UTR Rising !!! I have finally conquered the algo

My observation is that most players have match ratings that vary +/- 0.2 during a year. I wouldn't call that a margin of error though, as the factors influencing that are more than just their performance. How they do match to match matters of course, but so does how much their opponent(s) and partner vary too.

Yes but isn't that the same for UTR? I mean if match ratings are varying +/- 0.2 during a year and a half USTA point equals @ 2 UTR points then we shouldn't be surprised that UTR's ratings (both match and overall) vary a bit more during a year. UTR is just more open about it because they publish this whereas USTA keeps it hidden.
 
Yes but isn't that the same for UTR? I mean if match ratings are varying +/- 0.2 during a year and a half USTA point equals @ 2 UTR points then we shouldn't be surprised that UTR's ratings (both match and overall) vary a bit more during a year. UTR is just more open about it because they publish this whereas USTA keeps it hidden.

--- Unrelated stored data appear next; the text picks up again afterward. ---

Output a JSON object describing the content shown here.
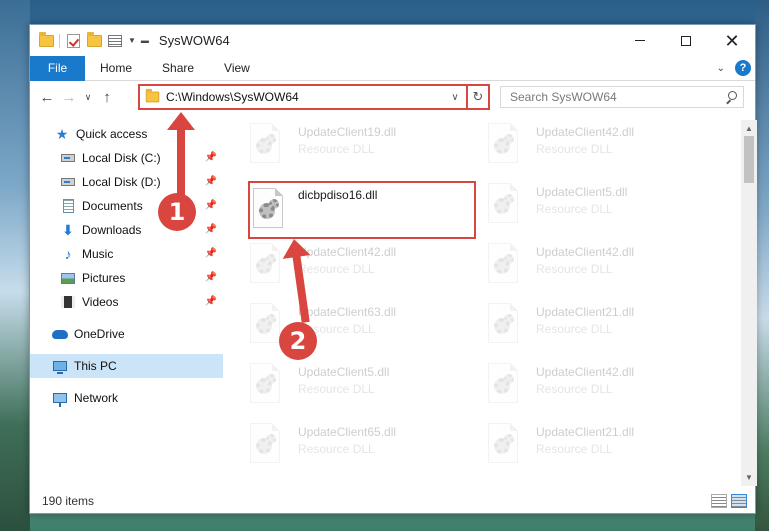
{
  "window": {
    "title": "SysWOW64"
  },
  "ribbon": {
    "tabs": [
      "File",
      "Home",
      "Share",
      "View"
    ]
  },
  "nav": {
    "address_path": "C:\\Windows\\SysWOW64",
    "search_placeholder": "Search SysWOW64"
  },
  "sidebar": {
    "items": [
      {
        "label": "Quick access",
        "icon": "star-icon"
      },
      {
        "label": "Local Disk (C:)",
        "icon": "disk-icon",
        "pinned": true
      },
      {
        "label": "Local Disk (D:)",
        "icon": "disk-icon",
        "pinned": true
      },
      {
        "label": "Documents",
        "icon": "documents-icon",
        "pinned": true
      },
      {
        "label": "Downloads",
        "icon": "download-icon",
        "pinned": true
      },
      {
        "label": "Music",
        "icon": "music-icon",
        "pinned": true
      },
      {
        "label": "Pictures",
        "icon": "pictures-icon",
        "pinned": true
      },
      {
        "label": "Videos",
        "icon": "videos-icon",
        "pinned": true
      },
      {
        "label": "OneDrive",
        "icon": "cloud-icon"
      },
      {
        "label": "This PC",
        "icon": "computer-icon",
        "selected": true
      },
      {
        "label": "Network",
        "icon": "network-icon"
      }
    ]
  },
  "files": {
    "type_label": "Resource DLL",
    "left": [
      "UpdateClient19.dll",
      "dicbpdiso16.dll",
      "UpdateClient42.dll",
      "UpdateClient63.dll",
      "UpdateClient5.dll",
      "UpdateClient65.dll"
    ],
    "right": [
      "UpdateClient42.dll",
      "UpdateClient5.dll",
      "UpdateClient42.dll",
      "UpdateClient21.dll",
      "UpdateClient42.dll",
      "UpdateClient21.dll"
    ],
    "highlighted": "dicbpdiso16.dll"
  },
  "status": {
    "item_count": "190 items"
  },
  "annotations": {
    "step1": "1",
    "step2": "2",
    "color": "#d9453f"
  }
}
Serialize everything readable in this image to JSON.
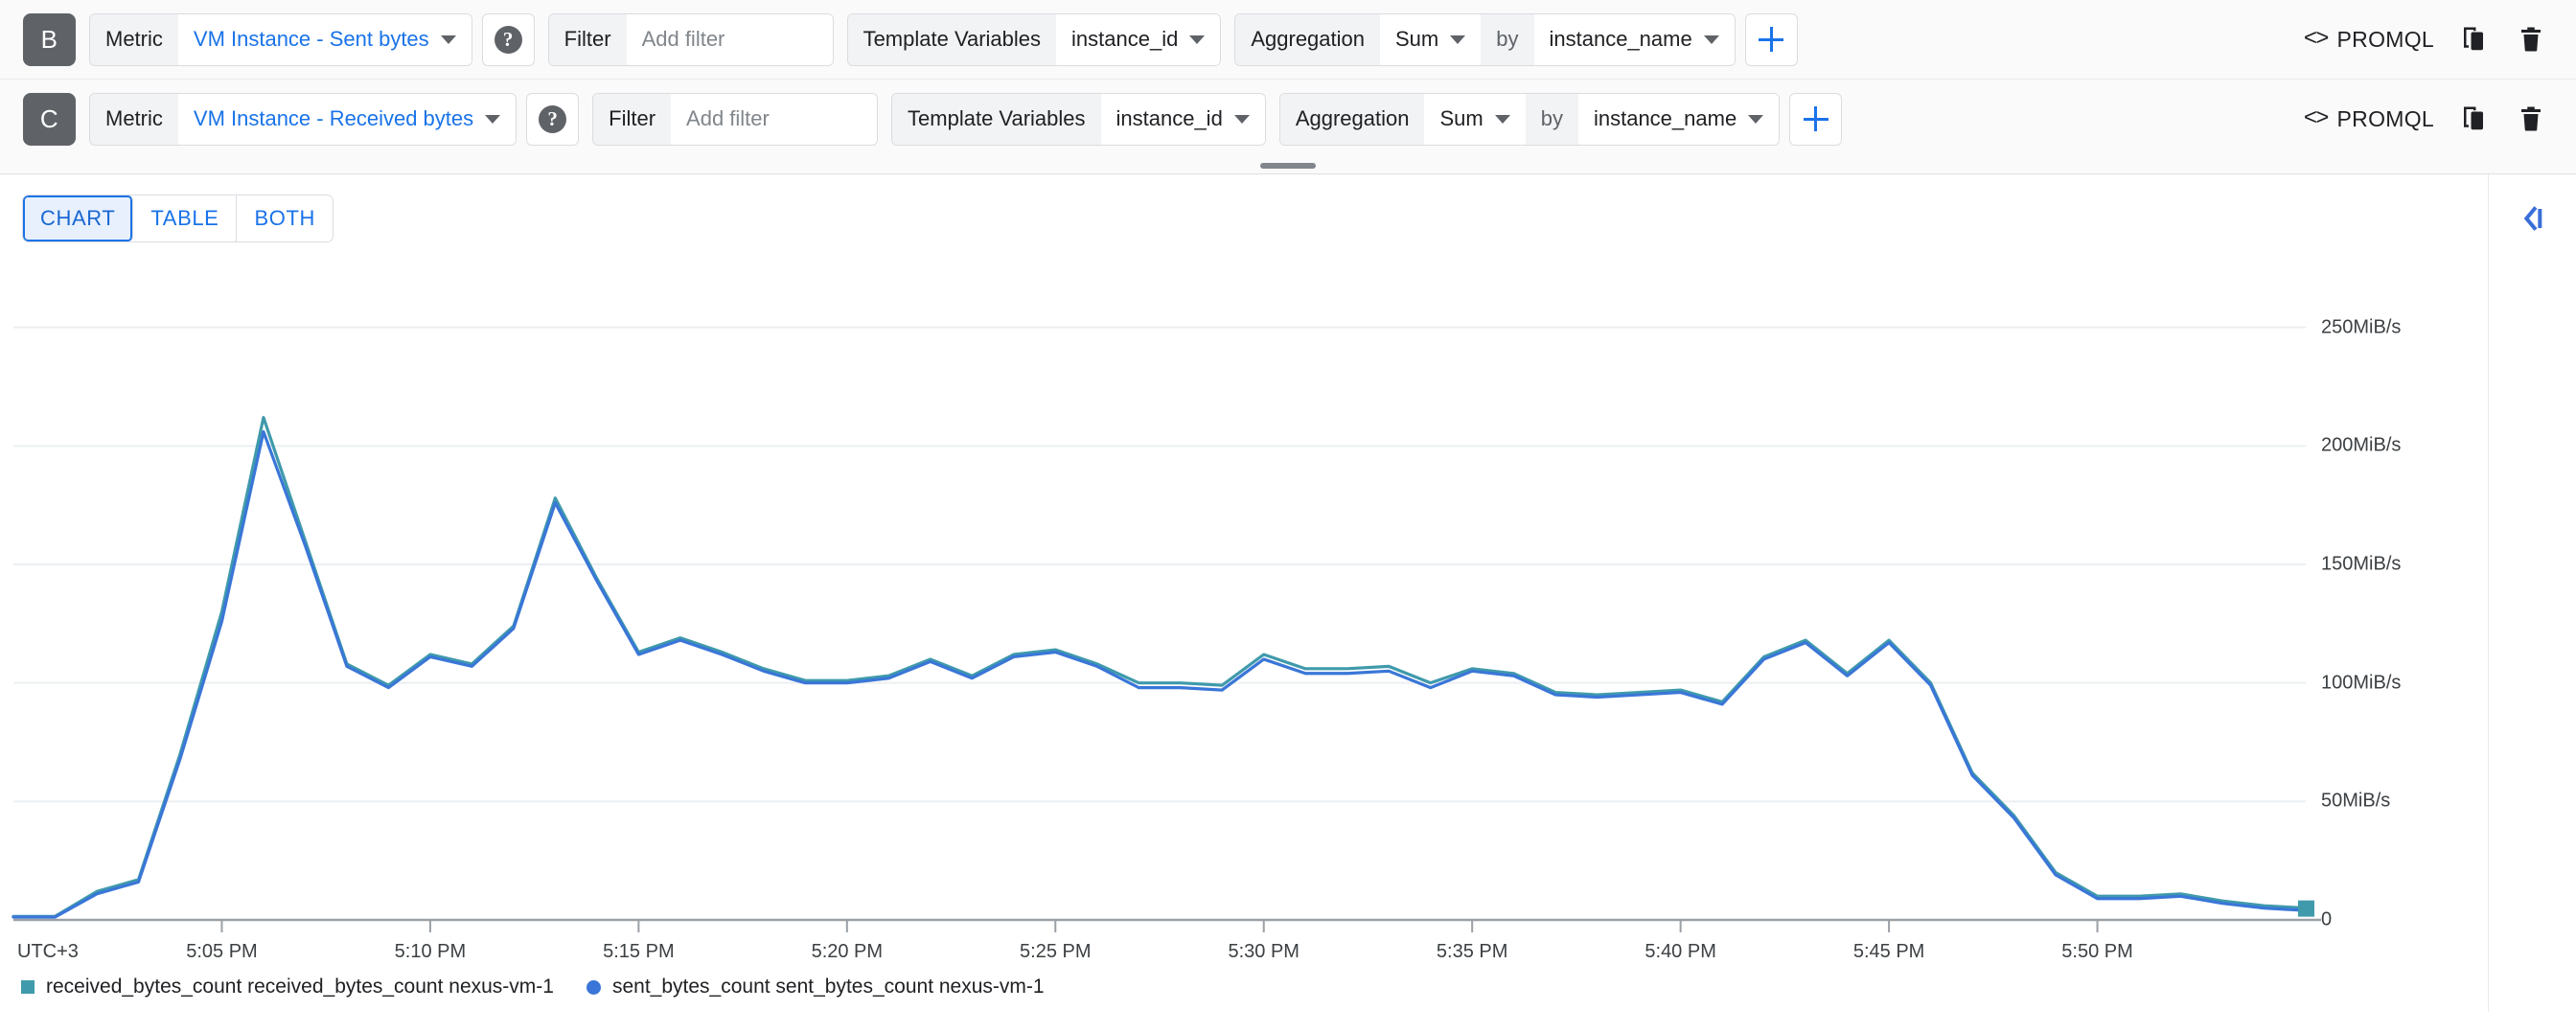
{
  "query_rows": [
    {
      "badge": "B",
      "metric_label": "Metric",
      "metric_value": "VM Instance - Sent bytes",
      "help_glyph": "?",
      "filter_label": "Filter",
      "filter_value": "",
      "filter_placeholder": "Add filter",
      "template_variables_label": "Template Variables",
      "template_variables_value": "instance_id",
      "aggregation_label": "Aggregation",
      "aggregation_value": "Sum",
      "by_label": "by",
      "by_value": "instance_name",
      "add_label": "+",
      "promql_label": "PROMQL",
      "promql_glyph": "<>",
      "duplicate_icon": "duplicate-icon",
      "delete_icon": "trash-icon"
    },
    {
      "badge": "C",
      "metric_label": "Metric",
      "metric_value": "VM Instance - Received bytes",
      "help_glyph": "?",
      "filter_label": "Filter",
      "filter_value": "",
      "filter_placeholder": "Add filter",
      "template_variables_label": "Template Variables",
      "template_variables_value": "instance_id",
      "aggregation_label": "Aggregation",
      "aggregation_value": "Sum",
      "by_label": "by",
      "by_value": "instance_name",
      "add_label": "+",
      "promql_label": "PROMQL",
      "promql_glyph": "<>",
      "duplicate_icon": "duplicate-icon",
      "delete_icon": "trash-icon"
    }
  ],
  "view_toggle": {
    "options": [
      "CHART",
      "TABLE",
      "BOTH"
    ],
    "selected": "CHART"
  },
  "right_rail": {
    "collapse_label": "collapse-panel"
  },
  "colors": {
    "received_series": "#3f9aab",
    "sent_series": "#3a76d8",
    "accent": "#1a73e8",
    "badge_bg": "#5f6368",
    "grid": "#eceff1",
    "axis": "#9aa0a6"
  },
  "chart_data": {
    "type": "line",
    "title": "",
    "xlabel": "",
    "ylabel": "",
    "timezone_label": "UTC+3",
    "ylim": [
      0,
      262
    ],
    "yunit": "MiB/s",
    "ytick_values": [
      0,
      50,
      100,
      150,
      200,
      250
    ],
    "ytick_labels": [
      "0",
      "50MiB/s",
      "100MiB/s",
      "150MiB/s",
      "200MiB/s",
      "250MiB/s"
    ],
    "xtick_labels": [
      "5:05 PM",
      "5:10 PM",
      "5:15 PM",
      "5:20 PM",
      "5:25 PM",
      "5:30 PM",
      "5:35 PM",
      "5:40 PM",
      "5:45 PM",
      "5:50 PM"
    ],
    "x_minutes": [
      0,
      1,
      2,
      3,
      4,
      5,
      6,
      7,
      8,
      9,
      10,
      11,
      12,
      13,
      14,
      15,
      16,
      17,
      18,
      19,
      20,
      21,
      22,
      23,
      24,
      25,
      26,
      27,
      28,
      29,
      30,
      31,
      32,
      33,
      34,
      35,
      36,
      37,
      38,
      39,
      40,
      41,
      42,
      43,
      44,
      45,
      46,
      47,
      48,
      49,
      50
    ],
    "grid": true,
    "legend_position": "bottom-left",
    "series": [
      {
        "name": "received_bytes_count received_bytes_count nexus-vm-1",
        "color": "#3f9aab",
        "values": [
          1.5,
          1.5,
          12,
          17,
          70,
          130,
          212,
          160,
          108,
          99,
          112,
          108,
          124,
          178,
          144,
          113,
          119,
          113,
          106,
          101,
          101,
          103,
          110,
          103,
          112,
          114,
          108,
          100,
          100,
          99,
          112,
          106,
          106,
          107,
          100,
          106,
          104,
          96,
          95,
          96,
          97,
          92,
          111,
          118,
          104,
          118,
          100,
          62,
          44,
          20,
          10,
          10,
          11,
          8,
          6,
          5
        ]
      },
      {
        "name": "sent_bytes_count sent_bytes_count nexus-vm-1",
        "color": "#3a76d8",
        "values": [
          1.2,
          1.2,
          11,
          16,
          68,
          126,
          206,
          158,
          107,
          98,
          111,
          107,
          123,
          176,
          143,
          112,
          118,
          112,
          105,
          100,
          100,
          102,
          109,
          102,
          111,
          113,
          107,
          98,
          98,
          97,
          110,
          104,
          104,
          105,
          98,
          105,
          103,
          95,
          94,
          95,
          96,
          91,
          110,
          117,
          103,
          117,
          99,
          61,
          43,
          19,
          9,
          9,
          10,
          7,
          5,
          4
        ]
      }
    ]
  },
  "legend": [
    {
      "label": "received_bytes_count received_bytes_count nexus-vm-1",
      "marker": "square",
      "color": "#3f9aab"
    },
    {
      "label": "sent_bytes_count sent_bytes_count nexus-vm-1",
      "marker": "circle",
      "color": "#3a76d8"
    }
  ]
}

No. What UTR is doing would be equivalent to USTA saying I’m a 4.0 ntrp, and then saying I’m promoted to 4.5 ntrp 6 months later because I didn’t play any matches in the last 6 months but the last guy I beat was a high school player and he started playing college matches.
 
Last edited:
The match rating is how well you do in a particular match. Presumably, a decent rating system should smooth out those fluctuations when calculating your actual rating.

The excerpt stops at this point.